Workshop Desain Penelitian “Transformasi Sistem Pangan dan Strategi Resiliensi Masyarakat Adat Papua” yang diselenggarakan di Hotel Suni Abepura menjadi ruang belajar bersama yang sangat partisipatif. Forum ini mempertemukan berbagai latar belakang: tokoh adat, perempuan kampung, penyuluh pertanian, akademisi, hingga perwakilan pemerintah daerah. Bukan hanya untuk bertukar informasi, tapi untuk menyusun arah riset yang kontekstual, berbasis pengetahuan lokal, dan menghargai suara komunitas yang selama ini berada di garis depan kehidupan pangan di Papua.
Ruang ini menjadi tempat penting untuk menggali sistem nilai dan praktik adat yang mengakar dalam kehidupan masyarakat suku Hubula di Jayawijaya. Pak Asinalok Oagay dari Dewan Adat Lapago menjelaskan bahwa filosofi hidup masyarakat Hubula dikenal dengan 3W: wen (berkebun), wam (berternak), dan wene (ritual adat)—sebuah sistem nilai yang menjadi fondasi relasi sosial, spiritual, dan ekologis. Ia menekankan bahwa kegiatan bertani bukan hanya tentang produksi, tetapi juga tentang hubungan dengan leluhur, tanah, dan sesama. Setiap proses berkebun harus direncanakan dalam honai adat dan dijalankan secara kolektif sebagai bagian dari tanggung jawab bersama.
Namun, perubahan sosial mulai mengikis nilai-nilai itu. Ibu Herlina Huby, tokoh perempuan dari Lembah Baliem, mengangkat fakta bahwa generasi muda mulai meninggalkan kebun, memilih gaya hidup instan, dan menggeser makanan pokok dari umbi-umbian ke nasi. Ia juga menyoroti tantangan besar: tidak adanya pasar yang layak untuk menampung hasil panen. Sayuran dan hasil kebun sering membusuk karena tidak terjual, sementara peran perempuan semakin berat karena laki-laki kerap meninggalkan kebun untuk berjudi. Herlina telah memimpin berbagai inisiatif dan perjuangan, termasuk aksi mendesak pemerintah untuk membuka pasar yang memadai.
Dalam konteks teknis, Bapak Piter Marian, penyuluh pertanian lokal, memberikan gambaran bahwa masyarakat Hubula sudah sangat kuat dalam pengetahuan pertanian tradisional. Ia, sebagai alumni agroteknologi, berperan untuk mendukung aspek teknis seperti pengendalian hama dan pengembangan kopi arabika. Namun, lagi-lagi, masalah utamanya adalah pemasaran dan lemahnya dukungan alat produksi. Petani bekerja keras, tetapi sering kali tidak tahu ke mana harus menjual hasil mereka.
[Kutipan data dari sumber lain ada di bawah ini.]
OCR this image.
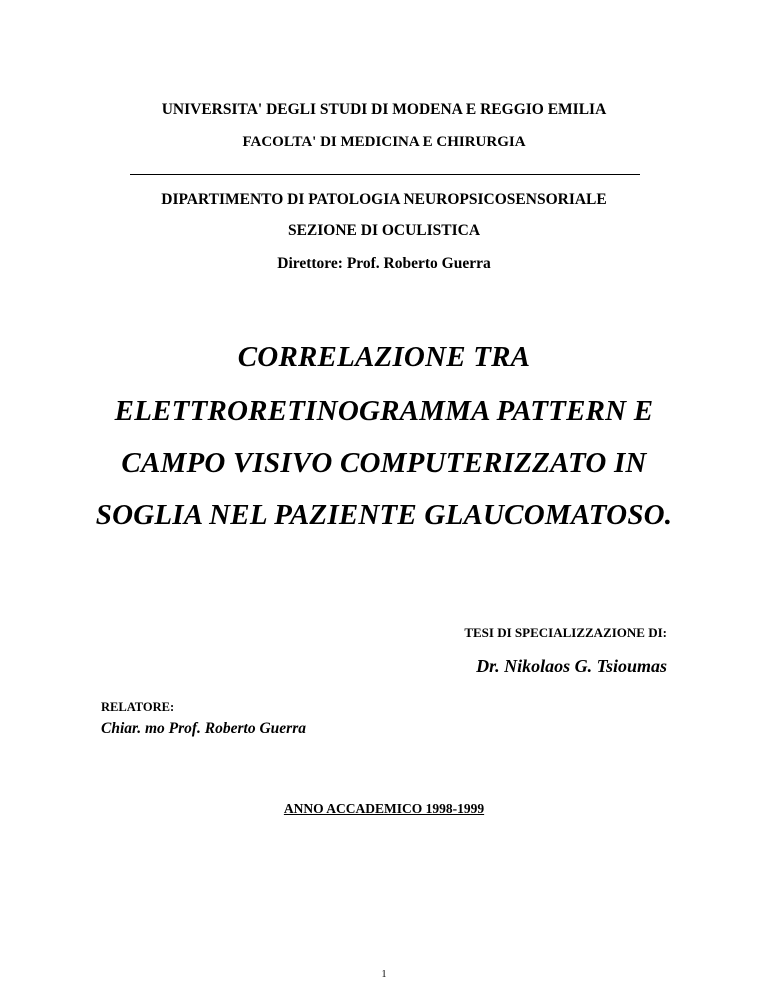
UNIVERSITA' DEGLI STUDI DI MODENA E REGGIO EMILIA

FACOLTA' DI MEDICINA E CHIRURGIA

DIPARTIMENTO DI PATOLOGIA NEUROPSICOSENSORIALE

SEZIONE DI OCULISTICA

Direttore: Prof. Roberto Guerra

CORRELAZIONE TRA

ELETTRORETINOGRAMMA PATTERN E

CAMPO VISIVO COMPUTERIZZATO IN

SOGLIA NEL PAZIENTE GLAUCOMATOSO.

TESI DI SPECIALIZZAZIONE DI:

Dr. Nikolaos G. Tsioumas

RELATORE:

Chiar. mo Prof. Roberto Guerra

ANNO ACCADEMICO 1998-1999

1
Ibu Sumiyati Tuhuteru dari STIPER membawa sudut pandang akademik yang memperkuat pentingnya kolaborasi antara teknologi dan kearifan lokal. Ia menekankan bahwa pertanian di Lembah Baliem sangat kaya secara ekologis, namun pola tanam berpindah sangat menguras tenaga. Ketika akademisi mencoba memperkenalkan teknologi seperti sumur renteng dan pupuk ramah lingkungan, muncul resistensi budaya karena masyarakat adat khawatir hubungan spiritual dengan tanah akan terganggu. Menurutnya, keberlanjutan hanya mungkin dicapai bila inovasi berjalan berdampingan dengan nilai adat.
Dari sisi kebijakan, Pak Taufik Rachman dari BAPPERIDA menyoroti pentingnya pembaruan RTRW yang kini belum mampu melindungi wilayah adat dari alih fungsi lahan. Ia juga mengapresiasi teknik wen ima—pengolahan tanah dengan lumpur alami—yang secara ekologis sangat unggul dan telah digunakan di negara-negara seperti Jepang dan Taiwan. Sayangnya, praktik gotong royong seperti wen yoko kini mulai bergeser menjadi transaksional, mencerminkan perubahan nilai dalam kerja kolektif.
Workshop ini memperlihatkan bahwa membangun sistem pangan berkelanjutan tidak bisa dilakukan secara sepihak. Ia membutuhkan proses yang terbuka, mendalam, dan partisipatif—di mana suara komunitas menjadi penentu arah. Setiap masukan yang muncul selama diskusi bukan hanya menjadi bahan penelitian, tetapi menjadi cermin bagi arah pembangunan yang lebih adil, manusiawi, dan berpijak pada akar budaya.